The Economist highlights the trend of manufacturers moving away from China but staying in Asia ($, Economist): the "Altasia" countries have larger labor forces and exports to the US in the aggregate. One striking detail from the piece is that China's manufacturing labor was cheaper than almost every other Asian country in the early 2000s, but has since roughly octupled in price and is 2.5x-4x other Asian countries'. The fact that China's exports have largely grown over a period during which the country went from competing on cost to competing on investment and relationships is a striking example of how a steady growth trend is often composed of a series of tough, high-risk choices.
Rebirth of the Author
Short story magazines are being overwhelmed by AI-generated submissions, apparently because writing GPT-generated fiction is a popular side hustle. Spam always scales faster than real content, but usually scales in a detectable way. But as LLMs get better, it gets more human-intensive to spot. What's notable about this is that if the AI-generated stories were trivially distinguishable from real stories, this would be a problem as trivial as the usual flow of spam or near-spam that winds up in all but the best-managed inboxes; zipping through a bunch of unwanted emails to triage an inbox into higher-priority stuff is an inconvenience, but a minor one.
Fiction may be a category where AI is good enough that the effort to spot it is no longer trivial, but it's not as good as the real thing.
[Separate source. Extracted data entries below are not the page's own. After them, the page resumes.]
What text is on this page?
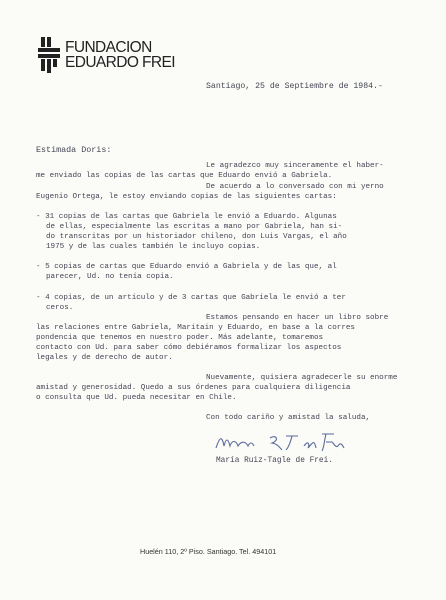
FUNDACION
EDUARDO FREI
Santiago, 25 de Septiembre de 1984.-
Estimada Doris:
Le agradezco muy sinceramente el haber-
me enviado las copias de las cartas que Eduardo envió a Gabriela.
De acuerdo a lo conversado con mi yerno
Eugenio Ortega, le estoy enviando copias de las siguientes cartas:
- 31 copias de las cartas que Gabriela le envió a Eduardo. Algunas
de ellas, especialmente las escritas a mano por Gabriela, han si-
do transcritas por un historiador chileno, don Luis Vargas, el año
1975 y de las cuales también le incluyo copias.
- 5 copias de cartas que Eduardo envió a Gabriela y de las que, al
parecer, Ud. no tenía copia.
- 4 copias, de un artículo y de 3 cartas que Gabriela le envió a ter
ceros.
Estamos pensando en hacer un libro sobre
las relaciones entre Gabriela, Maritain y Eduardo, en base a la corres
pondencia que tenemos en nuestro poder. Más adelante, tomaremos
contacto con Ud. para saber cómo debiéramos formalizar los aspectos
legales y de derecho de autor.
Nuevamente, quisiera agradecerle su enorme
amistad y generosidad. Quedo a sus órdenes para cualquiera diligencia
o consulta que Ud. pueda necesitar en Chile.
Con todo cariño y amistad la saluda,
María Ruiz-Tagle de Frei.
Huelén 110, 2º Piso. Santiago. Tel. 494101
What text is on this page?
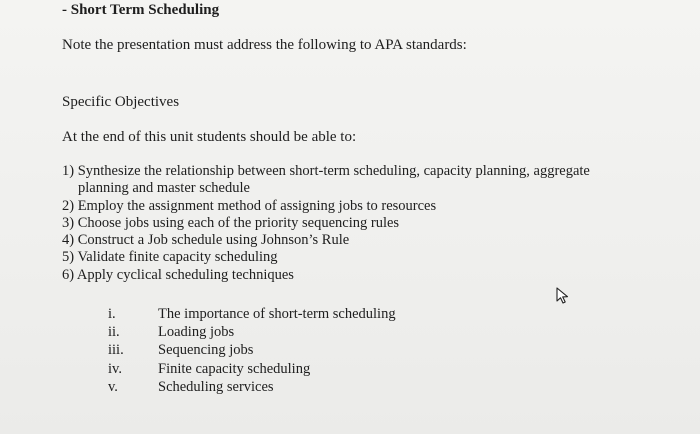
- Short Term Scheduling
Note the presentation must address the following to APA standards:
Specific Objectives
At the end of this unit students should be able to:
1) Synthesize the relationship between short-term scheduling, capacity planning, aggregate
planning and master schedule
2) Employ the assignment method of assigning jobs to resources
3) Choose jobs using each of the priority sequencing rules
4) Construct a Job schedule using Johnson’s Rule
5) Validate finite capacity scheduling
6) Apply cyclical scheduling techniques
i.	The importance of short-term scheduling
ii.	Loading jobs
iii.	Sequencing jobs
iv.	Finite capacity scheduling
v.	Scheduling services
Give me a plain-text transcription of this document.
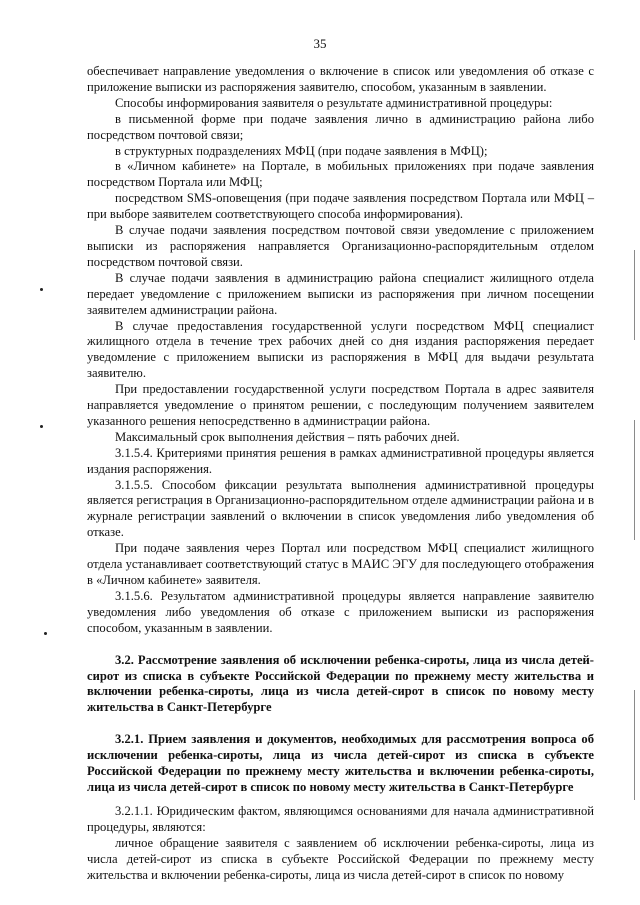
35

обеспечивает направление уведомления о включение в список или уведомления об отказе с приложение выписки из распоряжения заявителю, способом, указанным в заявлении.

Способы информирования заявителя о результате административной процедуры:

в письменной форме при подаче заявления лично в администрацию района либо посредством почтовой связи;

в структурных подразделениях МФЦ (при подаче заявления в МФЦ);

в «Личном кабинете» на Портале, в мобильных приложениях при подаче заявления посредством Портала или МФЦ;

посредством SMS-оповещения (при подаче заявления посредством Портала или МФЦ – при выборе заявителем соответствующего способа информирования).

В случае подачи заявления посредством почтовой связи уведомление с приложением выписки из распоряжения направляется Организационно-распорядительным отделом посредством почтовой связи.

В случае подачи заявления в администрацию района специалист жилищного отдела передает уведомление с приложением выписки из распоряжения при личном посещении заявителем администрации района.

В случае предоставления государственной услуги посредством МФЦ специалист жилищного отдела в течение трех рабочих дней со дня издания распоряжения передает уведомление с приложением выписки из распоряжения в МФЦ для выдачи результата заявителю.

При предоставлении государственной услуги посредством Портала в адрес заявителя направляется уведомление о принятом решении, с последующим получением заявителем указанного решения непосредственно в администрации района.

Максимальный срок выполнения действия – пять рабочих дней.

3.1.5.4. Критериями принятия решения в рамках административной процедуры является издания распоряжения.

3.1.5.5. Способом фиксации результата выполнения административной процедуры является регистрация в Организационно-распорядительном отделе администрации района и в журнале регистрации заявлений о включении в список уведомления либо уведомления об отказе.

При подаче заявления через Портал или посредством МФЦ специалист жилищного отдела устанавливает соответствующий статус в МАИС ЭГУ для последующего отображения в «Личном кабинете» заявителя.

3.1.5.6. Результатом административной процедуры является направление заявителю уведомления либо уведомления об отказе с приложением выписки из распоряжения способом, указанным в заявлении.

3.2. Рассмотрение заявления об исключении ребенка-сироты, лица из числа детей-сирот из списка в субъекте Российской Федерации по прежнему месту жительства и включении ребенка-сироты, лица из числа детей-сирот в список по новому месту жительства в Санкт-Петербурге
3.2.1. Прием заявления и документов, необходимых для рассмотрения вопроса об исключении ребенка-сироты, лица из числа детей-сирот из списка в субъекте Российской Федерации по прежнему месту жительства и включении ребенка-сироты, лица из числа детей-сирот в список по новому месту жительства в Санкт-Петербурге

3.2.1.1. Юридическим фактом, являющимся основаниями для начала административной процедуры, являются:

личное обращение заявителя с заявлением об исключении ребенка-сироты, лица из числа детей-сирот из списка в субъекте Российской Федерации по прежнему месту жительства и включении ребенка-сироты, лица из числа детей-сирот в список по новому
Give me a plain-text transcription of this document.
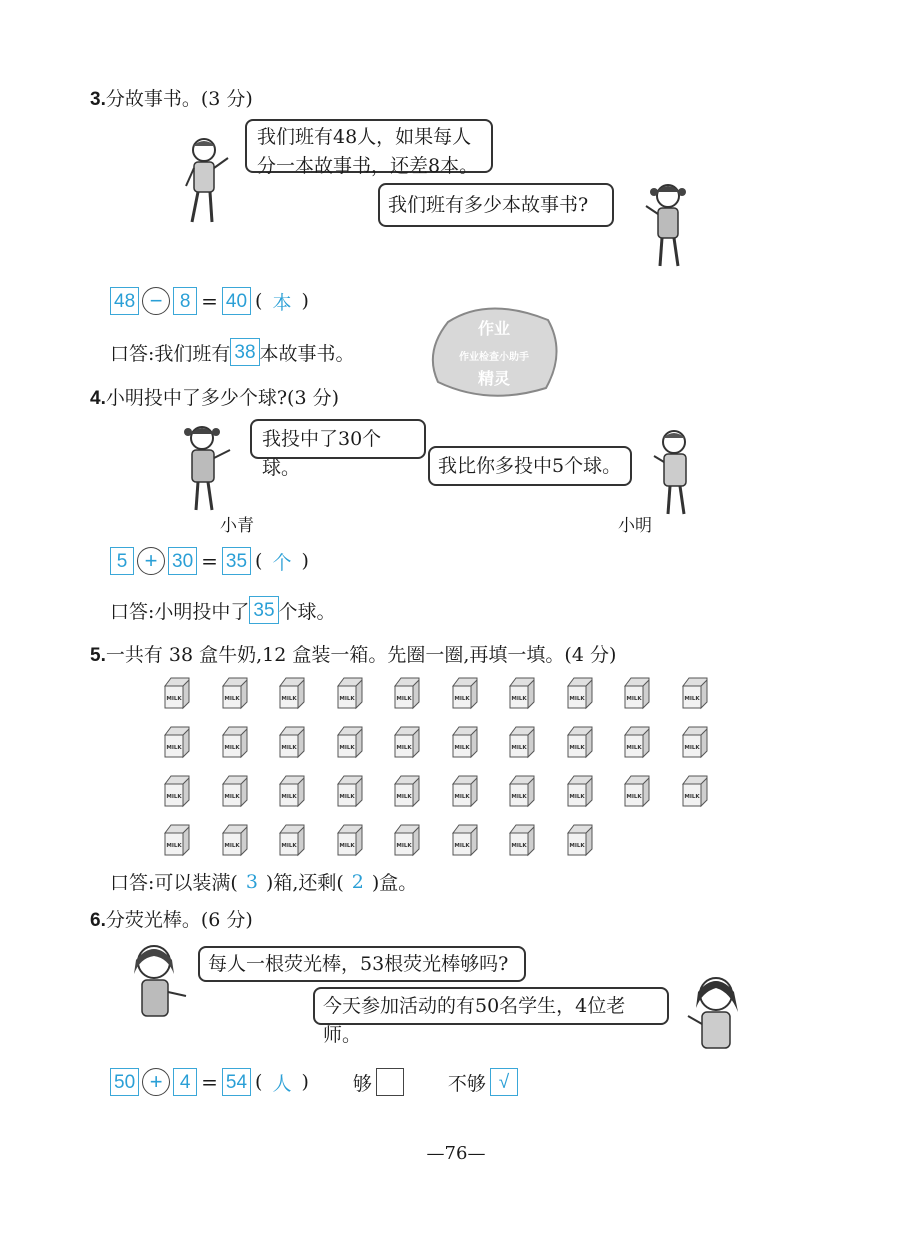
3.分故事书。(3 分)
我们班有48人，如果每人分一本故事书，还差8本。
我们班有多少本故事书?
48 − 8 = 40 ( 本 )
口答:我们班有 38 本故事书。
作业
作业检查小助手
精灵
4.小明投中了多少个球?(3 分)
我投中了30个球。	我比你多投中5个球。
小青	小明
5 + 30 = 35 ( 个 )
口答:小明投中了 35 个球。
5.一共有 38 盒牛奶,12 盒装一箱。先圈一圈,再填一填。(4 分)
MILK	MILK	MILK	MILK	MILK	MILK	MILK	MILK	MILK	MILK
MILK	MILK	MILK	MILK	MILK	MILK	MILK	MILK	MILK	MILK
MILK	MILK	MILK	MILK	MILK	MILK	MILK	MILK	MILK	MILK
MILK	MILK	MILK	MILK	MILK	MILK	MILK	MILK
口答:可以装满( 3 )箱,还剩( 2 )盒。
6.分荧光棒。(6 分)
每人一根荧光棒，53根荧光棒够吗?
今天参加活动的有50名学生，4位老师。
50 + 4 = 54 ( 人 ) 够	不够 √
—76—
Maybe that's a temporary situation; once AI-generated fiction is indistinguishable from the median human-created submission, it could lead to harder questions about what a fiction publication is for. Conveniently, science fiction author Neal Stephenson recently gave an interview ($, FT) with a decent answer:
My theory is that when we experience art — whether it’s a video game or a Da Vinci painting or a movie — we’re taking in a huge number of micro decisions that were made by the artists for particular reasons. In that way, we’re communing with those artists, and that is really important. Something generated by AI might seem comparable to something produced by a human, which is why people are so excited. But you’re not having that awareness of communing with the creator. Remove that and it’s hollow and uninteresting.
Perhaps the next phase in fiction will be one where book tours constitute proof-of-work that the author is a human being and not a bunch of matrix multiplication—or perhaps some of the fun of reading AI-generated fiction will be the unique inferences we'll be able to make about models when they're less tethered to reality.